In light of the ongoing public debate that focuses on differences
between Islam and the West, this book suggests a change of perspective.
It departs from the observation that both western Orientalists and
Islamist activists have defined Islam similarly as an all-encompassing
religious, political and social system. In shifting from differences to
similarities, it leaves behind the increasingly circular debate about
the true nature of Islam in which the Muslim religion has been
represented either as intrinsically hostile to or as principally
compatible with modern culture. Instead, it associates the evolution of
a particularly essentialist image of Islam with a complex process of
cross-cutting (self)-interpretations of Muslim and Western societies
within an emerging global public sphere.
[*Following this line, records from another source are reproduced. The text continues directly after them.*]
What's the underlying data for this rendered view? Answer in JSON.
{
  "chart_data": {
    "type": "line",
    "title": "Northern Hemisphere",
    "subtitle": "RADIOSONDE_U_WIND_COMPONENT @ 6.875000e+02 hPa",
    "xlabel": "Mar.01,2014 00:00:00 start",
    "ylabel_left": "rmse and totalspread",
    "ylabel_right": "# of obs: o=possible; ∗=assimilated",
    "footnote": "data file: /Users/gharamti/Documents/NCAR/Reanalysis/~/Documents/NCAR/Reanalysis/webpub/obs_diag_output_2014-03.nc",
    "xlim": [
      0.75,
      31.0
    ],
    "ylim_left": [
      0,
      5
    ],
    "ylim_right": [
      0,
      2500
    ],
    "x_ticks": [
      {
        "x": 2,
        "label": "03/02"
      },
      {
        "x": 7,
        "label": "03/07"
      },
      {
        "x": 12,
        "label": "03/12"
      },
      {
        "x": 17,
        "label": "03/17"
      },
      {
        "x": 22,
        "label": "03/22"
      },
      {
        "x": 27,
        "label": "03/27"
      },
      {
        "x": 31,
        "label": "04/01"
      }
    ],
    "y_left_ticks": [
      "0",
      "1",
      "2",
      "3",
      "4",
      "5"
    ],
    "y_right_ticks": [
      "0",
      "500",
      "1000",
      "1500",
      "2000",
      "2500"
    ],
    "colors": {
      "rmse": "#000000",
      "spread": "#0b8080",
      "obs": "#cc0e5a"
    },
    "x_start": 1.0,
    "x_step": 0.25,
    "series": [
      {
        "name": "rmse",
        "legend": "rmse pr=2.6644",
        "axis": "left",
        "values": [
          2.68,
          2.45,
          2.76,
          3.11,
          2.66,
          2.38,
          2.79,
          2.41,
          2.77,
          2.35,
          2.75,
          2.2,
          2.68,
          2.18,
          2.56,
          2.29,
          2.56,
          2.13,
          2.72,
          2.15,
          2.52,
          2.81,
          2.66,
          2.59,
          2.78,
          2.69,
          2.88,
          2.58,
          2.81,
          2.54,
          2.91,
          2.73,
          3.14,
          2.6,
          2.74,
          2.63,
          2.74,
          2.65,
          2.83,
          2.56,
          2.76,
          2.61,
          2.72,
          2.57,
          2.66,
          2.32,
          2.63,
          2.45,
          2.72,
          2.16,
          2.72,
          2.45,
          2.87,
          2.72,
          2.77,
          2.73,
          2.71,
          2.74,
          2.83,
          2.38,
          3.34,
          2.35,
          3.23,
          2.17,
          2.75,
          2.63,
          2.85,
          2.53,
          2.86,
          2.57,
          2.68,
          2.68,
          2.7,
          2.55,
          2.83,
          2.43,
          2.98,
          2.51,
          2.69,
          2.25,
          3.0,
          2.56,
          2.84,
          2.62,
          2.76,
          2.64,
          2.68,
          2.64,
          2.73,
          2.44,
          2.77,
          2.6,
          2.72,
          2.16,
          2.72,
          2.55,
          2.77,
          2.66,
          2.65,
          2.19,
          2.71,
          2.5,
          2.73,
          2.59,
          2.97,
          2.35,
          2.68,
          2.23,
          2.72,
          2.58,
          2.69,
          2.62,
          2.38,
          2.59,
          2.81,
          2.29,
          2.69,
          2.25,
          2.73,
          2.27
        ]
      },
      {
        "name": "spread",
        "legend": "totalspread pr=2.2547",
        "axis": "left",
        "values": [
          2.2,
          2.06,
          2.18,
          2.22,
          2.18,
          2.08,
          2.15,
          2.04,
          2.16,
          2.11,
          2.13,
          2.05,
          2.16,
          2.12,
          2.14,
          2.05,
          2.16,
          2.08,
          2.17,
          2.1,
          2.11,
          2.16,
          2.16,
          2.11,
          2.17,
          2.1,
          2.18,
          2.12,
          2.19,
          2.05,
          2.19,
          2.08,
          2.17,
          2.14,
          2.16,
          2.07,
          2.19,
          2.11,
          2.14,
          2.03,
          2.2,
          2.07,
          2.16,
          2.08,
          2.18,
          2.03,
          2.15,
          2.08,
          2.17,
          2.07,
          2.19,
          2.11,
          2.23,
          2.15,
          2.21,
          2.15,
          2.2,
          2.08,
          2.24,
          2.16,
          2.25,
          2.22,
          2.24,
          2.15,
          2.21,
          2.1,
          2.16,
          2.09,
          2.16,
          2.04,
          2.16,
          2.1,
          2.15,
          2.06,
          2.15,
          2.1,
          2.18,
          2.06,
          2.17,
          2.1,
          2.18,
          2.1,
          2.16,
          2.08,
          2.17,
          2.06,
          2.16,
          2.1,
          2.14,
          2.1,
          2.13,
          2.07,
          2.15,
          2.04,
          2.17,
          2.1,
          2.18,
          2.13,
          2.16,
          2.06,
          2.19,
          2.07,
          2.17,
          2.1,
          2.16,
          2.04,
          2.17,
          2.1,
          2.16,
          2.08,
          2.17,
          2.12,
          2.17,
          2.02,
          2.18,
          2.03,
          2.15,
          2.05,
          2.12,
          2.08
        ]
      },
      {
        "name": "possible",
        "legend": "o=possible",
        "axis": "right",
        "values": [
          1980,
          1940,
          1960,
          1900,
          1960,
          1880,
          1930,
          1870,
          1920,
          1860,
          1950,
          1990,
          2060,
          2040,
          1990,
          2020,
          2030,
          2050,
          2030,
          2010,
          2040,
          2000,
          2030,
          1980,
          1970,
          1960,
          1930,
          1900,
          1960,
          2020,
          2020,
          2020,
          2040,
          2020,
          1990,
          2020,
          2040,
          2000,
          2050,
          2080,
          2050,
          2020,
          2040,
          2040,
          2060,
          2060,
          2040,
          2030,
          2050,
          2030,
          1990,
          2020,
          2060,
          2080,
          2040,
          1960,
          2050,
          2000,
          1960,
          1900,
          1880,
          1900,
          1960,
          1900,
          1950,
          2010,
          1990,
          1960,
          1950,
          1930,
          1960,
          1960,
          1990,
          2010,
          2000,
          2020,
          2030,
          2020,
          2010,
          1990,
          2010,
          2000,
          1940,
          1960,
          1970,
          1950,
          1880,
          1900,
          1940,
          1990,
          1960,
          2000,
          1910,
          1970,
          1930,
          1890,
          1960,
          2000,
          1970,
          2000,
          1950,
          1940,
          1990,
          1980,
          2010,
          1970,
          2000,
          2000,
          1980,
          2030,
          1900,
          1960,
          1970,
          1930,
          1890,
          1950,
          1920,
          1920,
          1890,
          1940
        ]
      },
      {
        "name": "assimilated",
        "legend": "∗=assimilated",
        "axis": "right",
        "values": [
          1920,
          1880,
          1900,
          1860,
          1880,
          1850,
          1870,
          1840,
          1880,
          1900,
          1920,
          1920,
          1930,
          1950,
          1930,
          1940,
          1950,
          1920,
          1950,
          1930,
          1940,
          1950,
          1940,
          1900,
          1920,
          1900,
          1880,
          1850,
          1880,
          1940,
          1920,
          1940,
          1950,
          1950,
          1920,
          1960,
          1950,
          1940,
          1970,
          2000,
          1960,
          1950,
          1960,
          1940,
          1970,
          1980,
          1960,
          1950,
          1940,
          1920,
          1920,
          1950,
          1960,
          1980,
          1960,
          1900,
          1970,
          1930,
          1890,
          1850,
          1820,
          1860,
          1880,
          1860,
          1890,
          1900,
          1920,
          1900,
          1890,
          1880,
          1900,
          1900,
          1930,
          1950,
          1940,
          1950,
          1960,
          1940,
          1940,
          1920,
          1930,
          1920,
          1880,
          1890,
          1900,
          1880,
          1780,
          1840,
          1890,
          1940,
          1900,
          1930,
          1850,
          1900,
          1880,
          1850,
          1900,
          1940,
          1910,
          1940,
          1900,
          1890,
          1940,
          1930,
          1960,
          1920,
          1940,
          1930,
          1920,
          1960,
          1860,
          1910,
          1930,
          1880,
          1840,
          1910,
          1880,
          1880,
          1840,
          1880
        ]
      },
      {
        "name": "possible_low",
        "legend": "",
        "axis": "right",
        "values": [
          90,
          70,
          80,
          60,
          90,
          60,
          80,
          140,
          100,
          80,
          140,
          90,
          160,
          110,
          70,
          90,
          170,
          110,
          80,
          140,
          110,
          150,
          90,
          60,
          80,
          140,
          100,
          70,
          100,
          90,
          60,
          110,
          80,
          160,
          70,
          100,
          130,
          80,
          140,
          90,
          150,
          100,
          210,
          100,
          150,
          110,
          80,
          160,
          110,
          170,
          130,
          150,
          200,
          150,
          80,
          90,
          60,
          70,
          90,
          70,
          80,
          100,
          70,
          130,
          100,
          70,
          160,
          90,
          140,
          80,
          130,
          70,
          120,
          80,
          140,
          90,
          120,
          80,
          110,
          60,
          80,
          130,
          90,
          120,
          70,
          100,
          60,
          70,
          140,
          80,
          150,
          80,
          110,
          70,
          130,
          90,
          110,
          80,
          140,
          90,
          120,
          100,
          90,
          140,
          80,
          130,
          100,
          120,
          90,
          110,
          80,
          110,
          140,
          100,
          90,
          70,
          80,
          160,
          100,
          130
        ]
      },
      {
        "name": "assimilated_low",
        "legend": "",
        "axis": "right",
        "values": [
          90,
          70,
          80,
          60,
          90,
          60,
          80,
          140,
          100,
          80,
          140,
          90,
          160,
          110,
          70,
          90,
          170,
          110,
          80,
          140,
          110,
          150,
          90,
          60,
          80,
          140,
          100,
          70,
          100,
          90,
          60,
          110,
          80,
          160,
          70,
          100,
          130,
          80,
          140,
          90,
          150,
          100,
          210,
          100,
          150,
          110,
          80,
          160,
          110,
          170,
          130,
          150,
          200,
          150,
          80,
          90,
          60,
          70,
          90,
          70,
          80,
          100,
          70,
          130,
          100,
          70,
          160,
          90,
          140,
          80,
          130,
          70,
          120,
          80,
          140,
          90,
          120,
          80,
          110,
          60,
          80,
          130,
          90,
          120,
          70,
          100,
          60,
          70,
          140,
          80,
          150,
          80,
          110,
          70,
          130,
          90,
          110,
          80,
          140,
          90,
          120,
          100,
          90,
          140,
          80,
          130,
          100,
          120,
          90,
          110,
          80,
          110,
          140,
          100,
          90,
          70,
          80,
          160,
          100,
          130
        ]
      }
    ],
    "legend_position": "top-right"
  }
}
Putting its focus on the life
and work of a number of paradigmatic individuals, the book investigates
the intellectual encounters and discursive interdependencies among
western and Muslim intellectuals. In a historical genealogy it
deconstructs the essentialist image of Islam in uncovering its
conceptual foundations in the modern transformation of European and
Muslim societies from the nineteenth century onwards. Thereby, the
changing infrastructure of the global public sphere has facilitated the
gradual popularization, trivialization, and dissemination of a
previously elitist discourse on Islam and modernity. In this way, the
idea of Islam as an all-encompassing system has been turned into
accepted knowledge in the Western and Muslim worlds alike.